Gestao de contratos (CLM)
Contratos societários
Nov 3, 2025
Por unanimidade, a 3ª Turma do STJ afastou a consolidação substancial aplicada na recuperação judicial do Grupo Roda, do setor de combustíveis, e determinou a exclusão do processo das empresas que não preencheram os requisitos legais para o benefício. O relator foi o ministro Ricardo Villas Bôas Cueva.
O ponto de partida foi um recurso do Banco do Brasil contra decisão do TJ/RS que havia admitido a recuperação judicial conjunta de diversas empresas do grupo — com unificação de ativos e passivos —, inclusive de sociedades que não atendiam ao requisito mínimo de dois anos de atividade empresarial regular exigido pelo art. 48 da Lei 11.101/05.
O que é consolidação substancial
Antes de analisar a decisão, é necessário entender o instituto.

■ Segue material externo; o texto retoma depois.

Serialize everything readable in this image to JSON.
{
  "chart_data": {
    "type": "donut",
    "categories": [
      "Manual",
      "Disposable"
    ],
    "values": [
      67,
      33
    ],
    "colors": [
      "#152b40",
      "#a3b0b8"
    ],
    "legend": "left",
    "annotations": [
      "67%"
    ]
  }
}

A consolidação substancial é medida excepcional prevista no art. 69-J da Lei 11.101/05 que permite tratar empresas de um mesmo grupo econômico como se fossem uma única devedora. Na prática, isso significa unificar ativos e passivos de sociedades distintas, formando um caixa comum para o pagamento dos credores.
A consequência direta é grave: a separação patrimonial entre as pessoas jurídicas deixa de existir para fins do processo. Credores de uma empresa passam a concorrer com credores de outra. Ativos de uma sociedade ficam sujeitos às dívidas das demais.

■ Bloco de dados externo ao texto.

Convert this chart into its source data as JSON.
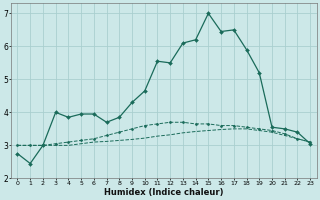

Por isso o legislador a tratou como medida excepcional — e não como caminho natural para grupos econômicos em crise.
O que o STJ decidiu
O STJ entendeu que a consolidação substancial não pode ser aplicada sem prova concreta de dois elementos: efetiva interconexão entre as empresas e confusão patrimonial real, a ponto de inviabilizar a identificação da titularidade de ativos e passivos de cada sociedade.
No caso do Grupo Roda, essa condição não foi demonstrada nos autos. A decisão do TJ/RS havia admitido a consolidação sem que os requisitos legais estivessem comprovados — o que, para o STJ, não é suficiente para afastar a separação entre os patrimônios.
O relator foi direto: cada litisconsorte deve preencher individualmente os requisitos para o processamento da recuperação judicial, com tratamento separado de seus patrimônios. A existência de um grupo econômico, por si só, não autoriza a consolidação.
Por que essa decisão é importante?
A decisão reforça uma distinção fundamental que nem sempre é observada na prática: grupo econômico não é o mesmo que confusão patrimonial.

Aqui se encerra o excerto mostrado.